Il faudra voir dans quelle mesure les propriétaires des infrastructures existantes à Rennes, à Nantes, à Lorient et, de façon générale, dans le Grand Ouest pourront mettre en réseau leurs équipements et les développer.

Ces questions ont pu être déjà posées par le passé, monsieur Retailleau, mais elles ont toujours été étudiées avec l'idée que l'aéroport de Notre-Dame-des-Landes se ferait.

Je pressens que la discussion que nous aurons avec les élus locaux et les opérateurs nous permettra de dessiner des solutions d'investissement pour améliorer la desserte aérienne.

S'agissant de la desserte ferroviaire, il faudra voir dans quelles conditions il est possible de rejoindre les grandes plateformes aéroportuaires. Je prends le monde tel qu'il est, monsieur Retailleau. Aujourd'hui, la France ne compte que deux grandes plateformes aéroportuaires susceptibles de développer des vols long-courriers internationaux : Paris et Nice. Cela ne condamne pas les autres, mais je constate que l'aéroport de Lyon, grande agglomération qui ne manque pas de dynamisme et se trouve à deux heures de Paris par le TGV, a une fonction nationale et européenne, mais n'est pas compétitif sur le plan international.

Il faudra donc répondre point par point à ces questions pour améliorer la mobilité dans le Grand Ouest. Nous sommes prêts à mener ce travail indispensable et difficile, car, je le dis très tranquillement, nous n'avons pas d'autre choix. (Applaudissements sur les travées du groupe La République En Marche.)

M. le président. La parole est à M. Bruno Retailleau, pour la réplique.

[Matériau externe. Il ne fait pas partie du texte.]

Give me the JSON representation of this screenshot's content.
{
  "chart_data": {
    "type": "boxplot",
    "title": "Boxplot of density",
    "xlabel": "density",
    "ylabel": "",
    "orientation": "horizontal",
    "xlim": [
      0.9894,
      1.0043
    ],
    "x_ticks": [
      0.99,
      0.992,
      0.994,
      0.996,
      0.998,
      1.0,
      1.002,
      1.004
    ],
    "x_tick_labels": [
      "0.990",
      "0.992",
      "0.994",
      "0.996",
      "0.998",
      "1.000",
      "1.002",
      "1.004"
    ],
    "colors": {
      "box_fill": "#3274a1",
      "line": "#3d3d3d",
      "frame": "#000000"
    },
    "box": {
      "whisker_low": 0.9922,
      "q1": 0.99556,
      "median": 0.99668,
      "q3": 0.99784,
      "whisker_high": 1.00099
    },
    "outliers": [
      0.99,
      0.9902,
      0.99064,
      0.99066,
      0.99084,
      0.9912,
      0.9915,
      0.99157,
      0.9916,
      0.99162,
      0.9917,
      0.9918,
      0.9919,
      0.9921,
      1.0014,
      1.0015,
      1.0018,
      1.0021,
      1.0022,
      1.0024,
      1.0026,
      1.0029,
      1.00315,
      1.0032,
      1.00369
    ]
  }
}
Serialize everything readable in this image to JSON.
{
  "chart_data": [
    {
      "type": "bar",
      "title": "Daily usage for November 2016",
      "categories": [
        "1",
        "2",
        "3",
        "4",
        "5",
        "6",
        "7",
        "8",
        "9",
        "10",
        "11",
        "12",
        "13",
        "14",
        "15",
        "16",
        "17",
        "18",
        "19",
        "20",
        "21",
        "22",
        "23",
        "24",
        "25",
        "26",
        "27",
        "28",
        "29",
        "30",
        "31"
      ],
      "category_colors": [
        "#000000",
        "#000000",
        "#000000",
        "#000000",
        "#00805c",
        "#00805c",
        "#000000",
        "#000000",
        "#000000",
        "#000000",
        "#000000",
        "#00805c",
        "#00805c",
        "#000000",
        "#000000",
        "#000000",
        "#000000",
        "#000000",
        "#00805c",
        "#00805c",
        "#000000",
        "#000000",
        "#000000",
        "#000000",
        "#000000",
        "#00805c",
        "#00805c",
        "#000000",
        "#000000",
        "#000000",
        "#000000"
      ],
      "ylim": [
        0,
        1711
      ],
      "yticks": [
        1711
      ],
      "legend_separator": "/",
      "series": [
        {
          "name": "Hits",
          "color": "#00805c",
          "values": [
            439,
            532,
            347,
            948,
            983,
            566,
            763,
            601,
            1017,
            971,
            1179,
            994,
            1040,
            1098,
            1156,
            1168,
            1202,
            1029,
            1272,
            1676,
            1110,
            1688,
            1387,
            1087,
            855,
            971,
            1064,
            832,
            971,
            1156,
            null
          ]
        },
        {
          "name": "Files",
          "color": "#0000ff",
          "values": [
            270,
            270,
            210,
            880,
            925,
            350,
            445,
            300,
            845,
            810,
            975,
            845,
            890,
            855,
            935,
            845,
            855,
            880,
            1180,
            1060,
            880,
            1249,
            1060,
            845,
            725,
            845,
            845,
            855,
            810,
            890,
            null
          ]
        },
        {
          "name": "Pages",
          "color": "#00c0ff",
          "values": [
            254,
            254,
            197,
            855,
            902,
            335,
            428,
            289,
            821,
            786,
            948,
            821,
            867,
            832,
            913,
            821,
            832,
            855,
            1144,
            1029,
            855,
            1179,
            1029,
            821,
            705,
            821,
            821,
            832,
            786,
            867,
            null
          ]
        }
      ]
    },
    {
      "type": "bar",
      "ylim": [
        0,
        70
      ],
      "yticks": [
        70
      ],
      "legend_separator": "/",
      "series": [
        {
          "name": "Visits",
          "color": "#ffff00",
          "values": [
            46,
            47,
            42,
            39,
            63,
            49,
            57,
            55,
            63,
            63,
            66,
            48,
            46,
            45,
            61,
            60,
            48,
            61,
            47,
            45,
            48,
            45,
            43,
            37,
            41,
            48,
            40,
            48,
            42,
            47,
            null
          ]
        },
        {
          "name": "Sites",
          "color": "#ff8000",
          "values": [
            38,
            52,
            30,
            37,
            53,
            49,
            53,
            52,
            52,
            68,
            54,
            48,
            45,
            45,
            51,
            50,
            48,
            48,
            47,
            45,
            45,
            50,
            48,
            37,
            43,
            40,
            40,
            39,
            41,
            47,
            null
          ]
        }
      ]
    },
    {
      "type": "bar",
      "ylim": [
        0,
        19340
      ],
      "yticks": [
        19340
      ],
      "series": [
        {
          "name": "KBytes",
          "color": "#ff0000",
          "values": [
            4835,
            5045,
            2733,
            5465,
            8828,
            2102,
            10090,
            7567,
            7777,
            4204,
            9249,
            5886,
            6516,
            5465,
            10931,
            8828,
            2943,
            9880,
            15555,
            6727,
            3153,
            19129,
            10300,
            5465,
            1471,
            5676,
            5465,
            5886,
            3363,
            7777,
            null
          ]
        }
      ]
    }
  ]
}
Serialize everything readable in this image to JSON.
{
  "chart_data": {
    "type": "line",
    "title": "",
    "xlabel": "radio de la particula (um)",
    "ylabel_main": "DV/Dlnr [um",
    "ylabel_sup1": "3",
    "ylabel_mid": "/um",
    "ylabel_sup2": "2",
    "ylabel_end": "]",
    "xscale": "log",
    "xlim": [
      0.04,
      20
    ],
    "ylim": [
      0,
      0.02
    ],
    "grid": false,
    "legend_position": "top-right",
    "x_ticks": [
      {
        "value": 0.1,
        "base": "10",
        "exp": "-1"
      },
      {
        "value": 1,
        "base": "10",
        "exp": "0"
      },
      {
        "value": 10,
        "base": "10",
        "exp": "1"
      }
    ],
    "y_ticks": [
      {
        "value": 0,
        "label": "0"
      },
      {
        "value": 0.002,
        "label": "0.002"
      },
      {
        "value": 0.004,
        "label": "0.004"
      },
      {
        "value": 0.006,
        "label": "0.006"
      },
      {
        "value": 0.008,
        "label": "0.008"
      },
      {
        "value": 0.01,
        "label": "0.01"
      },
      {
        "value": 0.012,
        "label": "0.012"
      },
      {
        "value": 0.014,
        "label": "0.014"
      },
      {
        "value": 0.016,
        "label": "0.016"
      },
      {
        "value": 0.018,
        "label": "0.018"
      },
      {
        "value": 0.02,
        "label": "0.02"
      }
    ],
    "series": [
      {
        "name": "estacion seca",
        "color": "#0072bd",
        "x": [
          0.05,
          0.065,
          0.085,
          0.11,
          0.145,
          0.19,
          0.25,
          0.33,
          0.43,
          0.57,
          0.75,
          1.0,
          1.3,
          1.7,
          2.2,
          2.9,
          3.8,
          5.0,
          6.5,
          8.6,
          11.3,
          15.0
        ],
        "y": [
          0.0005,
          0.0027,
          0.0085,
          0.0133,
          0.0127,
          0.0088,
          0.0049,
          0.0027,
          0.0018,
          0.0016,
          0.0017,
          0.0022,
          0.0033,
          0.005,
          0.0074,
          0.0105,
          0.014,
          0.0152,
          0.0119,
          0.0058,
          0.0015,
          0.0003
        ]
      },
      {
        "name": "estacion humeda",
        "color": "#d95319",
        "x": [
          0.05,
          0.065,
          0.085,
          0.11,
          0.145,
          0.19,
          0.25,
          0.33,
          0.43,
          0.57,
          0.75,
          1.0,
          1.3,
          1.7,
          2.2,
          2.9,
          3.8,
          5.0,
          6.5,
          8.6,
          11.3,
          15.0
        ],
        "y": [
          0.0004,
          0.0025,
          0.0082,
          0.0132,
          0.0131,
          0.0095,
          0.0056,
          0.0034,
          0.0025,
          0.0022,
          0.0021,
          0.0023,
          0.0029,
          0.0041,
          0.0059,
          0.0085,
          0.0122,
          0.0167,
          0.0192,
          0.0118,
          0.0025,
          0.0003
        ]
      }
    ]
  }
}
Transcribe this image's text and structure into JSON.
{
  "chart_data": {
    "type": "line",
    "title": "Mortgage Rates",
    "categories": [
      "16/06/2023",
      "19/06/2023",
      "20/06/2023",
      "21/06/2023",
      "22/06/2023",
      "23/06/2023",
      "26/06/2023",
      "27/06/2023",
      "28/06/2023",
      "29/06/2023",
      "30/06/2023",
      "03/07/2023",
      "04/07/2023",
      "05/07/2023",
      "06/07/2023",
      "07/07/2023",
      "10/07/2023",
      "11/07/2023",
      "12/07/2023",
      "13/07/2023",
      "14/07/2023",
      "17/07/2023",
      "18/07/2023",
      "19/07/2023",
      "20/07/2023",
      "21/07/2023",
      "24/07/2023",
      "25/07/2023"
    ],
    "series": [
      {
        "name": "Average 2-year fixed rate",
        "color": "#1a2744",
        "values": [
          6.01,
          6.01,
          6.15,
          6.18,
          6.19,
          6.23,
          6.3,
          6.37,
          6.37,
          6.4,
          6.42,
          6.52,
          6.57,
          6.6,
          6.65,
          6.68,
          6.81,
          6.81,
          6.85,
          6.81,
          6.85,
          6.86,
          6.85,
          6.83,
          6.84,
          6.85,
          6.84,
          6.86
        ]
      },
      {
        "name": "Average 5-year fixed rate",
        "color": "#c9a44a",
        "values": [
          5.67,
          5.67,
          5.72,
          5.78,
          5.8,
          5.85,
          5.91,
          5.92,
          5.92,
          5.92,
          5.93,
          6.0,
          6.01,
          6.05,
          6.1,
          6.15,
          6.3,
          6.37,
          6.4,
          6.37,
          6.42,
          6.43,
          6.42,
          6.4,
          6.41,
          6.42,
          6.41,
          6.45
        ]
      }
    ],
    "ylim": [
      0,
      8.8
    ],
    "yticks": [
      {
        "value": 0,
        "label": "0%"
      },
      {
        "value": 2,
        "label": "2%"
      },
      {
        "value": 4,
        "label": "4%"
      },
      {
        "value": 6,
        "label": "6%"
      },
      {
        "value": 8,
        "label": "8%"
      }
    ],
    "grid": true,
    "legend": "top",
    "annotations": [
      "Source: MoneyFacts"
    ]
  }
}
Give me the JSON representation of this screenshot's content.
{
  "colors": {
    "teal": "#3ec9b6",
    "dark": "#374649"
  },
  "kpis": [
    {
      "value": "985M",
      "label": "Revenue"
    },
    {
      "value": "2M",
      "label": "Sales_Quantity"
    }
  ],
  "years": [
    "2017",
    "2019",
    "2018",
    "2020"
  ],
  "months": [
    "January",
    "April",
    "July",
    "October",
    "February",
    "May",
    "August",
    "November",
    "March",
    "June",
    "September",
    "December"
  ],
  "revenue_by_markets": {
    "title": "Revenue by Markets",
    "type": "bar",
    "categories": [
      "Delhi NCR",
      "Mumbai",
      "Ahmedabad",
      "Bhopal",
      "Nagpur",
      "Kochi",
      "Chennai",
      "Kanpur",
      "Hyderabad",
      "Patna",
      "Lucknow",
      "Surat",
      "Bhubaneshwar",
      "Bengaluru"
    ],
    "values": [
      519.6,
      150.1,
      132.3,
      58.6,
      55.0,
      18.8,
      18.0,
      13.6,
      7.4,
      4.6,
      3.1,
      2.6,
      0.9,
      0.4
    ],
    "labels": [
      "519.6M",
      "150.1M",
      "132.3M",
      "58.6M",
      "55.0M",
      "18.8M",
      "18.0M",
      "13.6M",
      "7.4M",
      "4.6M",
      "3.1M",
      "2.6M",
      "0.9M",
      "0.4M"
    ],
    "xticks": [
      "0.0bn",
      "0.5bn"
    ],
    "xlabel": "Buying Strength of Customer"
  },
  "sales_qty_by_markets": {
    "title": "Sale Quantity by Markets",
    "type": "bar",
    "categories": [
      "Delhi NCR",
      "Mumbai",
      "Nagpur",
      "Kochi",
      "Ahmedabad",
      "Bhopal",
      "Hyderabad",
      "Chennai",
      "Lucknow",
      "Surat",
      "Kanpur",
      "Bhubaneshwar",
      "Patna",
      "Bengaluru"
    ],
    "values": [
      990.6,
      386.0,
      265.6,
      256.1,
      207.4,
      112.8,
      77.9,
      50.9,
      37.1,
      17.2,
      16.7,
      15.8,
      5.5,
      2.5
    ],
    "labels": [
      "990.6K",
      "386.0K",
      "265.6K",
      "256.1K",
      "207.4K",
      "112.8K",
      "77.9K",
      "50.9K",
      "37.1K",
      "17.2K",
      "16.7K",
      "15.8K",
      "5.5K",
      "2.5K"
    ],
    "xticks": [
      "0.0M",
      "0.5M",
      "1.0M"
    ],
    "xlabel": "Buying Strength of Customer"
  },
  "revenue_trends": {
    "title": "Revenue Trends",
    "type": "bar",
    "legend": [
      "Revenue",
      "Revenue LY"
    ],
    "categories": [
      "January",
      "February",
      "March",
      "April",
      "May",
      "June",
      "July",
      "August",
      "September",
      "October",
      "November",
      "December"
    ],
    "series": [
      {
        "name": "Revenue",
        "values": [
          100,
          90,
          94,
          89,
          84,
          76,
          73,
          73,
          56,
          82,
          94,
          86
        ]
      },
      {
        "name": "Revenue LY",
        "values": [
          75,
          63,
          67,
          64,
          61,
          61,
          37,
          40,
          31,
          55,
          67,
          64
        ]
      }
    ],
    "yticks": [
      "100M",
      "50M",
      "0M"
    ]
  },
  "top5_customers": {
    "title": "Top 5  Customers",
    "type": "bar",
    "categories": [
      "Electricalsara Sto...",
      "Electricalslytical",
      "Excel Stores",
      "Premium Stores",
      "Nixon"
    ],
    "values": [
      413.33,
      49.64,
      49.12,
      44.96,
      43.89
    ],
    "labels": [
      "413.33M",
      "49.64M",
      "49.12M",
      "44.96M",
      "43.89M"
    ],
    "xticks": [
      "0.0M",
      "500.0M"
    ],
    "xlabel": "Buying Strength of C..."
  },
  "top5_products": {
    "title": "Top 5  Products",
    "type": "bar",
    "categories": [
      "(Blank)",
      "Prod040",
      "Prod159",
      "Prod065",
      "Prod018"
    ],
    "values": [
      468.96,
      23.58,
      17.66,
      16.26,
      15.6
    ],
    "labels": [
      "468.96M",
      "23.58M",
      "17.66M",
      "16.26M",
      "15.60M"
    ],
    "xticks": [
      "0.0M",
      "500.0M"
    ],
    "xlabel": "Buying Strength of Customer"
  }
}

M. Bruno Retailleau. Monsieur le Premier ministre, vous pouviez faire un autre choix que celui de la facilité : celui du courage ! L'abandon du projet d'aéroport de Notre-Dame-des-Landes, c'est la victoire d'une violence physique, mais aussi d'une violence symbolique, faite au pacte civique qui lie les Français entre eux et qui repose sur le droit et sur le vote ! (Bravo ! et applaudissements sur les travées du groupe Les Républicains.)